Now you are asking, why did they arrest 17 but end up with just one true bill? It is a good question and, while the names of thugs in Mississippi won’t interest you, the fat fish the Feds landed amounted to far more than misdemeanors. They rounded up felony cases that will be charged in federal courts:

- Edward Lyndon Mosely Jr., 24, distribution of crack cocaine

- Edward House, 39, distribution of powder cocaine and distribution of crack cocaine

- Joshua Cannon, 25, cocaine possession

- Anand Vijay Shegog, 39, sale of a controlled substance

- Mondarious Armstead, 23, public drunk; receiving stolen property; possession, sale, transfer of stole firearm

- Gregory B. Andrews, 22, distribution of powder cocaine (x2)
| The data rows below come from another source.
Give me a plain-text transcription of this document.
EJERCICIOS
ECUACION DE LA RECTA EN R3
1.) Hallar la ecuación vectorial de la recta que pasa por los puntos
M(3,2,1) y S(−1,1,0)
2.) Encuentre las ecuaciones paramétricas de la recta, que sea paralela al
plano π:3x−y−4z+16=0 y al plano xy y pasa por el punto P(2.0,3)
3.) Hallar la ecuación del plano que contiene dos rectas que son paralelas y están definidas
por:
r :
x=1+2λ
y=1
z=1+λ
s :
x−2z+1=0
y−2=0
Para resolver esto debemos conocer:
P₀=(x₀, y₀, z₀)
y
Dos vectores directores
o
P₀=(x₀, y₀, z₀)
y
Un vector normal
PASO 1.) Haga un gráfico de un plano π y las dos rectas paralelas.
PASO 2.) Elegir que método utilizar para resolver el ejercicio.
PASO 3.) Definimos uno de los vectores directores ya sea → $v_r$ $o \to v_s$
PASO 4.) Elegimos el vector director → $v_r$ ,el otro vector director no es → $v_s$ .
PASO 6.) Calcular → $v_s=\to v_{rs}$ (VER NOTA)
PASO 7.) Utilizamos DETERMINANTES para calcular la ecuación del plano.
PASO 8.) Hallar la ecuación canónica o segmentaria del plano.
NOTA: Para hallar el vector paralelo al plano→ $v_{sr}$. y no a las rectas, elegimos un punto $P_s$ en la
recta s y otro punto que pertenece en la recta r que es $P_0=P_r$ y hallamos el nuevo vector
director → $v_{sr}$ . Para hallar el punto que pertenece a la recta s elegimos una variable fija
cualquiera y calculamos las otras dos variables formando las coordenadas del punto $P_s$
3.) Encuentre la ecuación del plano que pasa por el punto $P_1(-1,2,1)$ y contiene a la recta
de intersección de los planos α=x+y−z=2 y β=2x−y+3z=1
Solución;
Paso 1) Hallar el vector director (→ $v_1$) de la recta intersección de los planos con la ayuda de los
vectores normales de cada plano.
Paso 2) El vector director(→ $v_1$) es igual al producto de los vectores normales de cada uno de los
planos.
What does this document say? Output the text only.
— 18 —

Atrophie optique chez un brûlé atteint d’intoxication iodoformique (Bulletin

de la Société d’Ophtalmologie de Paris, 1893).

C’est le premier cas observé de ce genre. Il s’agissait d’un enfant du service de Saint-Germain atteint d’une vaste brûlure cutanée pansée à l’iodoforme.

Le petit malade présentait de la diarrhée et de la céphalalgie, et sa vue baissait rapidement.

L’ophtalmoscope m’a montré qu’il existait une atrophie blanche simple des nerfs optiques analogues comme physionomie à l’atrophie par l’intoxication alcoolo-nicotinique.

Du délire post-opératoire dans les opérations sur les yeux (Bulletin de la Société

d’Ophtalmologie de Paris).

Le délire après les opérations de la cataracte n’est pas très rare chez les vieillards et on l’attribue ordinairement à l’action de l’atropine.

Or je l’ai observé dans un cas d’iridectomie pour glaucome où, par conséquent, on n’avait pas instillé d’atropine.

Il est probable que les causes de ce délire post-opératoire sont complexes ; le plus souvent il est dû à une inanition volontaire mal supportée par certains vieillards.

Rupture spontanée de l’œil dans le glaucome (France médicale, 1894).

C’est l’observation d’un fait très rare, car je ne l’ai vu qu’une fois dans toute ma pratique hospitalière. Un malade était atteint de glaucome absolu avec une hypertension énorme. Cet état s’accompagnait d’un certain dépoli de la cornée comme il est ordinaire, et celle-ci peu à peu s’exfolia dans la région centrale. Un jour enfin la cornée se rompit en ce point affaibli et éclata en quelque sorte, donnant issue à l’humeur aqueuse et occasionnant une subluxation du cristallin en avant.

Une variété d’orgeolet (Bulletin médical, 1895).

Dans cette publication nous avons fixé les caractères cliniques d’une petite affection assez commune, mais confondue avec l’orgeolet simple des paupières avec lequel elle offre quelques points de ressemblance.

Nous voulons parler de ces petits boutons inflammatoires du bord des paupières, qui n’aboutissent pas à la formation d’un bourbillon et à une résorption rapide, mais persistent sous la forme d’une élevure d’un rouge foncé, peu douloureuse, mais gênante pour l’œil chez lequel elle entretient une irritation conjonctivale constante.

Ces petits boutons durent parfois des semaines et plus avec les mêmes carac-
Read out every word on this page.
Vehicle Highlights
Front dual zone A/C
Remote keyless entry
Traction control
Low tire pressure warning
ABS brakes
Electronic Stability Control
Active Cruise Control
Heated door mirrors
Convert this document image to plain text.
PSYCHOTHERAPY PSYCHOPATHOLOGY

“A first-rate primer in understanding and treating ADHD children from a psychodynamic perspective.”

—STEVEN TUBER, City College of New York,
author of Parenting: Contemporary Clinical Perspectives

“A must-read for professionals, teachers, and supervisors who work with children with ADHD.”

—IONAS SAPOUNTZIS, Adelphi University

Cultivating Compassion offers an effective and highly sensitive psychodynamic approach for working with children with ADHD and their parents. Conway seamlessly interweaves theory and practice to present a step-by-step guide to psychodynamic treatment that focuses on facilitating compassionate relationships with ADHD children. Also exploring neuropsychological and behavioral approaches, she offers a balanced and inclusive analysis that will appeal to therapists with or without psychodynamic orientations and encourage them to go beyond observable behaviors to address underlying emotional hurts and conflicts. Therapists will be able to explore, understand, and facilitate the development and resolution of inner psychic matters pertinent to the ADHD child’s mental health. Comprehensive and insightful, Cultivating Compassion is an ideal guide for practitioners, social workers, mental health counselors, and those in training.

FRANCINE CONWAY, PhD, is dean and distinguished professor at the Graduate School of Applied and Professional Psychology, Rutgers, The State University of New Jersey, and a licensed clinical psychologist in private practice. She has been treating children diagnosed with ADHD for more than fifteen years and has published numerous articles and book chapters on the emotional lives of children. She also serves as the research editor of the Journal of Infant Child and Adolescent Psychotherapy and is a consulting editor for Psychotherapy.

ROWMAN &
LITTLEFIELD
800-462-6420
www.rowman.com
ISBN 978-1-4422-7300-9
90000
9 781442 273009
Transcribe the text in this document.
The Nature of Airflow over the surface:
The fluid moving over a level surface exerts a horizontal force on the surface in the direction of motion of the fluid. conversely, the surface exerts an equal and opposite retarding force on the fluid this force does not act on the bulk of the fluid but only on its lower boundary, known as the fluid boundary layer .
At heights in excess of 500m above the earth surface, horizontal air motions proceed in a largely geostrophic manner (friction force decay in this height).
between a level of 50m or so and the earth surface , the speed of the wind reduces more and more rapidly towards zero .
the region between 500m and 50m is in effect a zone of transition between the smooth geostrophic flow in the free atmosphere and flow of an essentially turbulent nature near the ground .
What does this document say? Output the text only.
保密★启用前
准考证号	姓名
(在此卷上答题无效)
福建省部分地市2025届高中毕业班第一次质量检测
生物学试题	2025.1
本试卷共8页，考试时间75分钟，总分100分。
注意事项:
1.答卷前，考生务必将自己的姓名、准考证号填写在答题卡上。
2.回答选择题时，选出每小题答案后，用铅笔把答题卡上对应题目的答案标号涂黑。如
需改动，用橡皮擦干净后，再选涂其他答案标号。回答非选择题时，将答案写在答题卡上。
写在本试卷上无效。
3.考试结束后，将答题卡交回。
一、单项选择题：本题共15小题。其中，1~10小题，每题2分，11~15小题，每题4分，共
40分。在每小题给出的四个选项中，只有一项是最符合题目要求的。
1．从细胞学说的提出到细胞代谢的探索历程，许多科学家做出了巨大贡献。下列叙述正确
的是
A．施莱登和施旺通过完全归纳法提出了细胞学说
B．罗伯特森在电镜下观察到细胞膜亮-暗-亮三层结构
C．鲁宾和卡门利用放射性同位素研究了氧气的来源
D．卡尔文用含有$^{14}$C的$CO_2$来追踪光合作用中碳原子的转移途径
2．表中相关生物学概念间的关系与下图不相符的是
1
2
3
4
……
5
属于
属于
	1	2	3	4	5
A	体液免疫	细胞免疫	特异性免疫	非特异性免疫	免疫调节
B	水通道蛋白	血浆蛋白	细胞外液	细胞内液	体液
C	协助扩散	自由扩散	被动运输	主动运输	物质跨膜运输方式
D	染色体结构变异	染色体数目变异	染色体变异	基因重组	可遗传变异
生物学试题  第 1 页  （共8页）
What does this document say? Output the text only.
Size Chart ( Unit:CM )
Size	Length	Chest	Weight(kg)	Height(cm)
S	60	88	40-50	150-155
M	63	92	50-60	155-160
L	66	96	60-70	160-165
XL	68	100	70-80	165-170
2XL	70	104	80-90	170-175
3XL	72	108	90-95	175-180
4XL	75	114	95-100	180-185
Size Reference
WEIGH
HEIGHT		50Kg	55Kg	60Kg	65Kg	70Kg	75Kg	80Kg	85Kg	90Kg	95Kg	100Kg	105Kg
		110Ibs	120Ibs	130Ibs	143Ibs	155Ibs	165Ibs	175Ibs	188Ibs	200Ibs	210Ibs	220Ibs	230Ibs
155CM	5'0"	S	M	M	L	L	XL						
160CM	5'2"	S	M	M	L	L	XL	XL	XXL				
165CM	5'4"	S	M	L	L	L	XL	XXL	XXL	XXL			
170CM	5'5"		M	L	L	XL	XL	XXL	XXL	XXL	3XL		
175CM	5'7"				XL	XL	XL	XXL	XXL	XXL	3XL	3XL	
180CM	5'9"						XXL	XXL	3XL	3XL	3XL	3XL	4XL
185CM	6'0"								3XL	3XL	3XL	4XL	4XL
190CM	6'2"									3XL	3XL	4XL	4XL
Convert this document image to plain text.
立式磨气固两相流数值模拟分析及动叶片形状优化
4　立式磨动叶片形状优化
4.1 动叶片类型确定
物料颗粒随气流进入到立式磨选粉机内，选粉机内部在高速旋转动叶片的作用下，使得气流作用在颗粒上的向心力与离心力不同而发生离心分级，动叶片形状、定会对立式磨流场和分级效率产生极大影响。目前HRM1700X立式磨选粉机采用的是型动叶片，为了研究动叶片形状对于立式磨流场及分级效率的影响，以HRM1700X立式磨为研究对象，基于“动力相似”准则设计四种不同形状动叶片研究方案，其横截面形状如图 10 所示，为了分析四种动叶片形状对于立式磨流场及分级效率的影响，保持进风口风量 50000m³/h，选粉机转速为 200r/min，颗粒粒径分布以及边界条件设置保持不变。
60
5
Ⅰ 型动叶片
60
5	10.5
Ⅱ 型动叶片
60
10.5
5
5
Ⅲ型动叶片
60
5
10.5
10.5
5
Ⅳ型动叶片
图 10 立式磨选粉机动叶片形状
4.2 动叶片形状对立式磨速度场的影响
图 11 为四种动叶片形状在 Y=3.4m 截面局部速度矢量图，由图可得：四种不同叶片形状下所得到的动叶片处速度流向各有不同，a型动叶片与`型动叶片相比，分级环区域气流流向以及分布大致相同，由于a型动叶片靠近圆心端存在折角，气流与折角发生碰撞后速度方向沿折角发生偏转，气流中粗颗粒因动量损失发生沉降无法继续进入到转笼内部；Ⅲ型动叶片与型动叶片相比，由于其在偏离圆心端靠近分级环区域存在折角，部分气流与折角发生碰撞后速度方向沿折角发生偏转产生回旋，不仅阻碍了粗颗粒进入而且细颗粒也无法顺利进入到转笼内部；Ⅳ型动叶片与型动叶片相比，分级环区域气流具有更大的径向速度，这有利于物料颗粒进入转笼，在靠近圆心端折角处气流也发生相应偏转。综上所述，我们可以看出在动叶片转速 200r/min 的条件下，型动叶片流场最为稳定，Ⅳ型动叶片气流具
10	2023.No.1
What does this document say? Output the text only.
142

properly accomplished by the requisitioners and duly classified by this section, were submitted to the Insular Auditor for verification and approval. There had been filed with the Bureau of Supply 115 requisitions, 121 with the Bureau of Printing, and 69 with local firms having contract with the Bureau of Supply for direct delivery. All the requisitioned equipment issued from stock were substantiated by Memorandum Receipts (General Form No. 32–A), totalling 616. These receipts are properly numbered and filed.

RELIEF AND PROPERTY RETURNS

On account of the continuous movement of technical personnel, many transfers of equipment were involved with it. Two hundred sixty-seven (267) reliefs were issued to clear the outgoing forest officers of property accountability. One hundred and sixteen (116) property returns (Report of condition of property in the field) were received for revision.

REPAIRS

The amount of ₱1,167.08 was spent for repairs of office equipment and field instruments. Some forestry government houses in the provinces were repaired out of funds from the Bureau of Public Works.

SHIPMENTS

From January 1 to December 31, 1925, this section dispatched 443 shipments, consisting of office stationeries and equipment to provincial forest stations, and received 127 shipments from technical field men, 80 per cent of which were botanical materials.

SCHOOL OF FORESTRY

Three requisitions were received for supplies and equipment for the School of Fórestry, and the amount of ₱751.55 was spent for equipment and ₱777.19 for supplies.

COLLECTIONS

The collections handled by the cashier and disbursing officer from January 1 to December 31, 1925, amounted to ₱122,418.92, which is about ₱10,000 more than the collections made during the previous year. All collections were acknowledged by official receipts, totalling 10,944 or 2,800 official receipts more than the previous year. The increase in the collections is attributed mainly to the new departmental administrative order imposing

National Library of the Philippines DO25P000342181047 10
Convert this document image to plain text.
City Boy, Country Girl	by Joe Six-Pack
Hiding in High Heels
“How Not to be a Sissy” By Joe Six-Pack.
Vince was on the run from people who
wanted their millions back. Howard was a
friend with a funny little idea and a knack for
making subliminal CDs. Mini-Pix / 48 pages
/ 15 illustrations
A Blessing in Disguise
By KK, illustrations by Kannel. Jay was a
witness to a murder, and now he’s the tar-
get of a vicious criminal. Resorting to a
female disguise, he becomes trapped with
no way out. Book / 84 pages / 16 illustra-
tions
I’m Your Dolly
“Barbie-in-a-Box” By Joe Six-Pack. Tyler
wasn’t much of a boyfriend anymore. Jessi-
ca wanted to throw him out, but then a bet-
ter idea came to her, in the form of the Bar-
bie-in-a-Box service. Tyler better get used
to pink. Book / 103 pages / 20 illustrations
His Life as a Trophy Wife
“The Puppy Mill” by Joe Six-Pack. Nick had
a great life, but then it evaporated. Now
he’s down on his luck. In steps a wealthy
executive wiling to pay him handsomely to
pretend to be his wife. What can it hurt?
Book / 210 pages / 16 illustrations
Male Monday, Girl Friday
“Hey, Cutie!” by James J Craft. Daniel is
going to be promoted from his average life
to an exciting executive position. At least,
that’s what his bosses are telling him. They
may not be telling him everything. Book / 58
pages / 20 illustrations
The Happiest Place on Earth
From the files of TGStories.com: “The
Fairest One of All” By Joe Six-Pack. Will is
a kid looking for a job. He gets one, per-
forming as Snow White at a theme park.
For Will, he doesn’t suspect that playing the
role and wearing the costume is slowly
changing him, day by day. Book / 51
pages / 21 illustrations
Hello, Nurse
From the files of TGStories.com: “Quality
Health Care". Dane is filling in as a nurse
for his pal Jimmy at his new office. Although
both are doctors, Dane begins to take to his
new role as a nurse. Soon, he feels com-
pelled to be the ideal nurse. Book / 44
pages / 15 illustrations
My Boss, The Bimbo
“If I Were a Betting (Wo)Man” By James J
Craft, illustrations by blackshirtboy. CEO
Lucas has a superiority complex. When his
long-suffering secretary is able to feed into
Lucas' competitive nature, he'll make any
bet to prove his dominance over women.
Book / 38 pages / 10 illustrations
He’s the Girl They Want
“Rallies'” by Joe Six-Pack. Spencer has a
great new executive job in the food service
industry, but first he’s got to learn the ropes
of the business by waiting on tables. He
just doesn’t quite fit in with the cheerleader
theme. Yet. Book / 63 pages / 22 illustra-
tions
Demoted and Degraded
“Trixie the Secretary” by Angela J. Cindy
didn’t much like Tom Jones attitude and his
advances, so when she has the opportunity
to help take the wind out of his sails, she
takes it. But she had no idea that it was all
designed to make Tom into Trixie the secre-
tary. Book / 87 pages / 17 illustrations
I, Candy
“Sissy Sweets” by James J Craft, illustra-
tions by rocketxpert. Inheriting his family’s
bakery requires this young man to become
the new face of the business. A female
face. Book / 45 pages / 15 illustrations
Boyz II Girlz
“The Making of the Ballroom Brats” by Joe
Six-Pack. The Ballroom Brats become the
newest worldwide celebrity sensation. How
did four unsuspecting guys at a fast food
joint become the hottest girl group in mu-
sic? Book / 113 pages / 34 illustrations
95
- D’lirian Case, 18, attempt to pass counterfeit and passing counterfeit

- Janicholas Vankeith Scott, 34, sale of cocaine

- James Mosely Jr., 26, robbery, sale of cocaine, presenting false cocaine in state

- George Todd, 23, attempt to pass counterfeit

- Dedrick Ivery, 39, possession of controlled substance; child abuse; firearm enhancement; felon in possession of firearm in proximity to school/church

- Antonio Johnson, 28, possession controlled substance with intent

- Xavier Hooks, 25, possession gun by felon; possession of a stolen gun

- Kevin Windfield, 37, sale of controlled substance

- Elgin Lamar, 38, possession of controlled substance (x2); possession of controlled substance with intent, child endangerment (x2)

- Deon Smith, 20, passing counterfeit

- Stanley Coleman, 40, sale of cocaine (x4)

Several of these guys were parole jumpers. The point is that the Violence Reduction Initiative has been ineffective but by asking the FBI, the TBI, the Bureau of Alcohol, Tobacco and Firearms, and any other source like the Tennessee Highway Patrol SWAT team to launch an effort with the jaws of a bulldog, we can make a dent in our shooting-every-day idiocy.

The VRI, on the surface, was a brilliant try by Berke and his team but sending hundreds of thousands to some expert in New York hasn’t fared well. DA Pinkston’s reasoning is easy to understand – the police haven’t brought him enough felony cases when compared to shootings in the street.

The only answer at this point seems to come down a lot harder. There is a war in our poor neighborhoods and, when it spills onto Brainerd Road in broad daylight, a different course of action is inevitable. A car hits the gas pumps early Sunday morning. Pick a day and you’ll find a shooting.

Let’s let Pinkston’s task force take a turn at the plate. The VRI clearly isn’t the answer.